Still shooting that speedy thing at a girly 49 pounds?:wink:


----------



## 3--d (Feb 15, 2005)

thunderbolt said:


> Still shooting that speedy thing at a girly 49 pounds?:wink:


Yep...you know how us old guys hate to pull back alot of lbs..:wink:
We keep enough lbs some where else....LOL

Andy

:darkbeer:


----------



## Miss Pink (Nov 5, 2007)

thunderbolt said:


> Still shooting that speedy thing at a girly 49 pounds?:wink:



Seems to me the girly 49 pounds is workin for him.
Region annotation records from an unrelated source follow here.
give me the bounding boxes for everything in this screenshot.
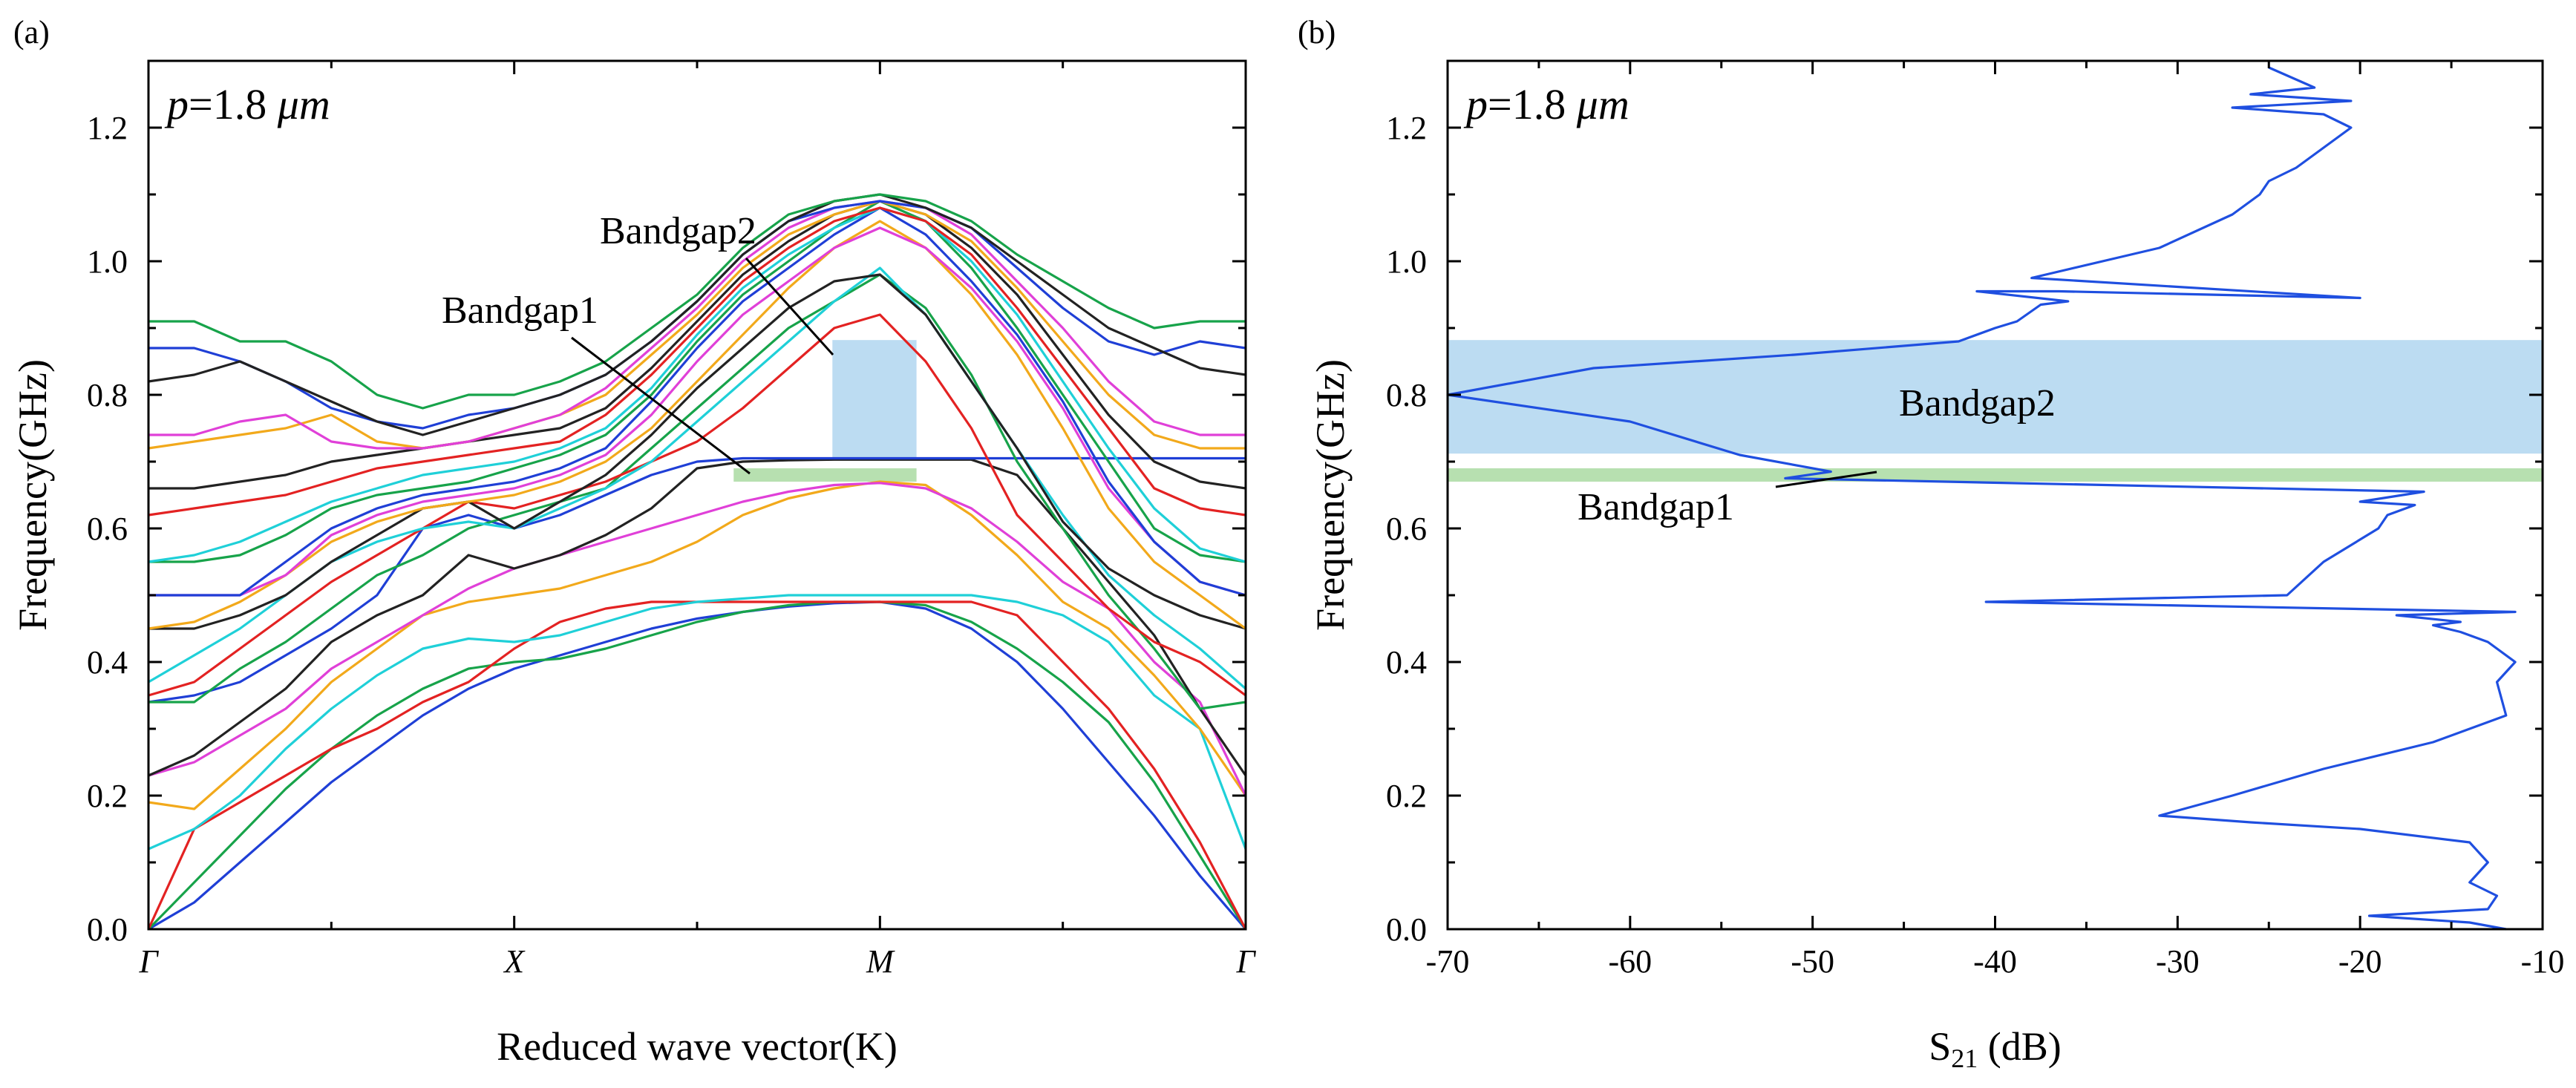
panel-b-xlabel-rest: (dB) (1978, 1024, 2061, 1069)
panel-a-bandgap-1 (733, 468, 917, 482)
panel-a-bandgaps (733, 340, 917, 482)
panel-a-bandgap1-label: Bandgap1 (442, 289, 598, 332)
panel-b-x-tick-label: -70 (1426, 943, 1470, 980)
panel-a-band-line-16 (148, 200, 1246, 563)
panel-a-bandgap1-leader (571, 336, 751, 475)
panel-a-band-line-23 (148, 193, 1246, 436)
panel-a-y-tick-label: 0.0 (87, 911, 128, 948)
panel-a-param-unit: μm (277, 80, 330, 128)
panel-b-annotations: Bandgap2 Bandgap1 (1578, 382, 2056, 528)
panel-a-band-line-6 (148, 482, 1247, 796)
panel-b-series (1446, 66, 2517, 931)
panel-a-label: (a) (13, 14, 50, 50)
panel-a-band-line-14 (148, 226, 1246, 597)
panel-a-y-tick-label: 0.4 (87, 644, 128, 681)
panel-a-band-line-8 (148, 456, 1246, 704)
panel-a-band-line-1 (148, 600, 1247, 931)
panel-b-x-tick-label: -60 (1609, 943, 1653, 980)
panel-a-bandgap2-label: Bandgap2 (600, 210, 756, 252)
panel-b-bandgap1-leader (1775, 471, 1877, 488)
panel-a-parameter: p=1.8 μm (164, 80, 330, 128)
panel-b-x-axis-label: S21 (dB) (1929, 1024, 2062, 1073)
panel-b-x-tick-label: -10 (2521, 943, 2565, 980)
panel-b-x-tick-label: -40 (1973, 943, 2017, 980)
panel-b-y-tick-label: 0.2 (1386, 778, 1427, 814)
panel-b-y-tick-label: 0.4 (1386, 644, 1427, 681)
panel-a-band-line-13 (148, 220, 1246, 630)
panel-a-band-line-10 (148, 313, 1246, 697)
panel-b-ticks: 0.0 0.2 0.4 0.6 0.8 1.0 1.2 -70 -60 -50 -40 -30 -20 -… (1386, 61, 2564, 980)
panel-a-y-tick-label: 0.6 (87, 511, 128, 547)
panel-a-band-line-20 (148, 200, 1246, 450)
panel-b-x-tick-label: -50 (1791, 943, 1834, 980)
panel-a-x-tick-label: Γ (138, 943, 159, 980)
panel-a-y-tick-label: 1.2 (87, 110, 128, 146)
panel-a-y-tick-label: 0.2 (87, 778, 128, 814)
panel-a-band-line-19 (148, 200, 1246, 490)
panel-a-band-line-18 (148, 206, 1246, 517)
panel-a-band-line-9 (148, 273, 1246, 710)
panel-b-s21-line (1446, 66, 2517, 931)
panel-a-y-tick-label: 1.0 (87, 243, 128, 280)
panel-a-param-text: =1.8 (189, 80, 278, 128)
panel-b-y-axis-label: Frequency(GHz) (1308, 359, 1353, 631)
panel-b-y-tick-label: 0.8 (1386, 377, 1427, 413)
panel-b-y-tick-label: 0.6 (1386, 511, 1427, 547)
panel-a-band-line-4 (148, 594, 1247, 851)
panel-a-band-line-12 (148, 273, 1246, 630)
panel-b-x-tick-label: -20 (2338, 943, 2382, 980)
panel-a-x-tick-label: X (503, 943, 526, 980)
panel-b-y-tick-label: 1.0 (1386, 243, 1427, 280)
panel-b-param-var: p (1463, 80, 1488, 128)
panel-b-bandgap1-label: Bandgap1 (1578, 486, 1734, 528)
panel-a-band-line-24 (148, 193, 1246, 410)
panel-b-xlabel-sub: 21 (1951, 1043, 1978, 1073)
panel-a-series (147, 193, 1247, 931)
panel-b-y-tick-label: 0.0 (1386, 911, 1427, 948)
panel-b-bandgap-2 (1448, 340, 2543, 454)
panel-b: (b) Bandgap2 Bandgap1 0.0 0.2 0.4 0.6 0.8 1.0 1… (1298, 14, 2564, 1073)
panel-a-param-var: p (164, 80, 189, 128)
panel-a-ticks: 0.0 0.2 0.4 0.6 0.8 1.0 1.2 Γ X M Γ (87, 61, 1256, 980)
panel-b-parameter: p=1.8 μm (1463, 80, 1629, 128)
panel-a-bandgap-2 (832, 340, 917, 459)
panel-a-band-line-21 (148, 200, 1246, 450)
panel-a-x-axis-label: Reduced wave vector(K) (497, 1024, 898, 1069)
panel-b-param-unit: μm (1576, 80, 1629, 128)
panel-a-bandgap2-leader (745, 257, 834, 356)
panel-a-x-tick-label: M (866, 943, 895, 980)
panel-b-xlabel-main: S (1929, 1024, 1951, 1069)
panel-a-band-line-5 (148, 480, 1247, 810)
panel-b-bandgap-1 (1448, 468, 2543, 482)
panel-b-bandgap2-label: Bandgap2 (1899, 382, 2056, 425)
panel-b-label: (b) (1298, 14, 1336, 50)
panel-a-band-line-15 (148, 206, 1246, 597)
panel-b-y-tick-label: 1.2 (1386, 110, 1427, 146)
panel-a-y-tick-label: 0.8 (87, 377, 128, 413)
panel-a-y-axis-label: Frequency(GHz) (10, 359, 55, 631)
panel-b-x-tick-label: -30 (2156, 943, 2200, 980)
panel-b-bandgaps (1448, 340, 2543, 482)
panel-a-x-tick-label: Γ (1235, 943, 1256, 980)
panel-b-param-text: =1.8 (1488, 80, 1577, 128)
panel-a-band-line-2 (147, 600, 1247, 931)
panel-a-band-line-17 (148, 206, 1246, 563)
If it ain't broke, don't fix it!

Nice buck.


----------



## GWN_Nuge (Oct 1, 2004)

Methinks you call that one the "Testarossa buck"
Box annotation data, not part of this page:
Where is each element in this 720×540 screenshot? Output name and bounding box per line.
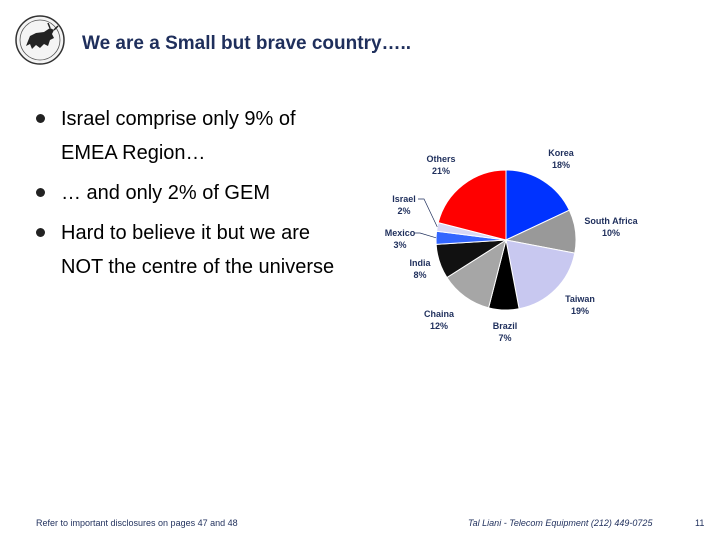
slice-value-label: 2% — [397, 206, 410, 216]
pie-leader-lines — [414, 198, 438, 239]
leader-line — [414, 232, 437, 239]
slice-label: Chaina — [424, 309, 455, 319]
bullet-text: Israel comprise only 9% of EMEA Region… — [61, 108, 296, 164]
slice-value-label: 10% — [602, 228, 620, 238]
slice-value-label: 21% — [432, 166, 450, 176]
bullet-item: Hard to believe it but we are NOT the ce… — [36, 216, 356, 284]
slice-value-label: 3% — [393, 240, 406, 250]
leader-line — [418, 198, 438, 228]
slice-label: South Africa — [584, 216, 638, 226]
slice-value-label: 18% — [552, 160, 570, 170]
slice-value-label: 7% — [498, 333, 511, 343]
bullet-list: Israel comprise only 9% of EMEA Region… … — [36, 102, 356, 290]
bullet-text: … and only 2% of GEM — [61, 182, 270, 204]
slice-label: Brazil — [493, 321, 518, 331]
bullet-dot-icon — [36, 188, 45, 197]
pie-labels: Korea 18% South Africa 10% Taiwan 19% Brazil 7%… — [385, 148, 639, 343]
slice-value-label: 19% — [571, 306, 589, 316]
page-number: 11 — [695, 518, 705, 528]
slice-label: India — [409, 258, 431, 268]
pie-slice-taiwan — [505, 239, 576, 310]
pie-slices — [435, 169, 577, 311]
bullet-item: … and only 2% of GEM — [36, 176, 356, 210]
slice-value-label: 8% — [413, 270, 426, 280]
disclosure-note: Refer to important disclosures on pages … — [36, 518, 238, 528]
slice-label: Others — [426, 154, 455, 164]
slice-label: Israel — [392, 194, 416, 204]
slice-label: Mexico — [385, 228, 416, 238]
bullet-dot-icon — [36, 114, 45, 123]
slice-label: Korea — [548, 148, 575, 158]
page-title: We are a Small but brave country….. — [82, 33, 412, 54]
bull-logo-icon — [15, 15, 65, 65]
slice-value-label: 12% — [430, 321, 448, 331]
analyst-contact: Tal Liani - Telecom Equipment (212) 449-… — [468, 518, 653, 528]
bullet-text: Hard to believe it but we are NOT the ce… — [61, 222, 335, 278]
pie-slice-korea — [505, 169, 571, 241]
bullet-item: Israel comprise only 9% of EMEA Region… — [36, 102, 356, 170]
pie-slice-others — [437, 169, 507, 241]
pie-chart: Korea 18% South Africa 10% Taiwan 19% Brazil 7%… — [385, 148, 639, 343]
bullet-dot-icon — [36, 228, 45, 237]
slice-label: Taiwan — [565, 294, 595, 304]
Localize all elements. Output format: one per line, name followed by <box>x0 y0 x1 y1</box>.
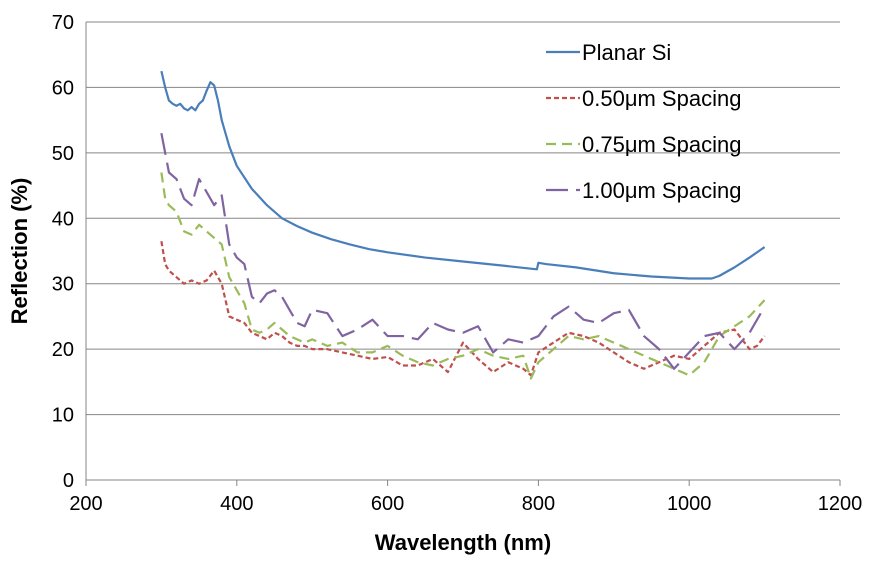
y-axis-title: Reflection (%) <box>7 178 32 325</box>
y-tick-label-40: 40 <box>52 208 74 230</box>
series-line-1 <box>160 70 766 280</box>
y-tick-label-30: 30 <box>52 274 74 296</box>
x-tick-label-200: 200 <box>69 493 102 515</box>
y-tick-label-60: 60 <box>52 77 74 99</box>
series-line-4 <box>160 133 766 370</box>
y-tick-label-20: 20 <box>52 339 74 361</box>
x-axis-title: Wavelength (nm) <box>375 530 551 555</box>
legend-label-3: 0.75μm Spacing <box>582 132 741 157</box>
y-tick-label-10: 10 <box>52 405 74 427</box>
y-tick-label-70: 70 <box>52 12 74 34</box>
series-line-2 <box>160 241 766 377</box>
series-line-3 <box>160 172 766 380</box>
series-lines <box>160 70 766 380</box>
legend-label-4: 1.00μm Spacing <box>582 178 741 203</box>
x-tick-label-1200: 1200 <box>818 493 863 515</box>
y-tick-label-0: 0 <box>63 470 74 492</box>
axes <box>85 22 841 486</box>
legend: Planar Si 0.50μm Spacing 0.75μm Spacing 1.0… <box>546 40 741 203</box>
grid-lines <box>86 21 840 416</box>
legend-label-1: Planar Si <box>582 40 671 65</box>
x-tick-label-600: 600 <box>371 493 404 515</box>
legend-label-2: 0.50μm Spacing <box>582 86 741 111</box>
x-tick-label-800: 800 <box>522 493 555 515</box>
y-tick-label-50: 50 <box>52 143 74 165</box>
x-tick-label-1000: 1000 <box>667 493 712 515</box>
x-tick-labels: 200 400 600 800 1000 1200 <box>69 493 862 515</box>
y-tick-labels: 0 10 20 30 40 50 60 70 <box>52 12 74 492</box>
x-tick-label-400: 400 <box>220 493 253 515</box>
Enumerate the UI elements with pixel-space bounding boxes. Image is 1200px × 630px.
Congrats buddy, that's a fine looking deer. Looking forward to seeing how he tastes


----------



## crk (Jul 12, 2005)

Well done Andy.Charles


----------



## CLASSICHUNTER (May 20, 2005)

*yup`mmmmmmmmmmmmmm*

Nice shoot`n better eating... way to go ted :darkbeer:


----------



## hotwheels (Dec 5, 2006)

*bowtech*

Who would have thunk a bowtech could reach out and touch him
eh!
LOL

Congrats buddy
Is his daddy around??

Tinker


----------



## hotwheels (Dec 5, 2006)

*P.s.*

Thats a Bowtech 49lbs 
with 62ft/lbs of KN
Loven it


----------



## 3--d (Feb 15, 2005)

hotwheels said:


> Who would have thunk a bowtech could reach out and touch him
> eh!
> LOL
> 
> ...


Dont worry buddy....the big one has your name on it 

Andy


----------



## GWN_Nuge (Oct 1, 2004)

3--d said:


> Dont worry buddy....the big one has your name on it
> 
> Andy


Yup, you just have to keep your peepers open Bri


----------



## 3--d (Feb 15, 2005)

*picture*

That picture looks like Mike Atkinson....Wait, that cant be mike , that gun still has a sight on it....LOL

Opps...did i say that out loud


Andy

http://www.archerytalk.com/vb/images/smilies/darkbeer.gif
http://www.archerytalk.com/vb/images/smilies/darkbeer.gif


----------



## hotwheels (Dec 5, 2006)

*My Lunch*

I thought something was funny when the leftover turkey dinner went missing the other day that basturd i show him..

LOL

Tinker


----------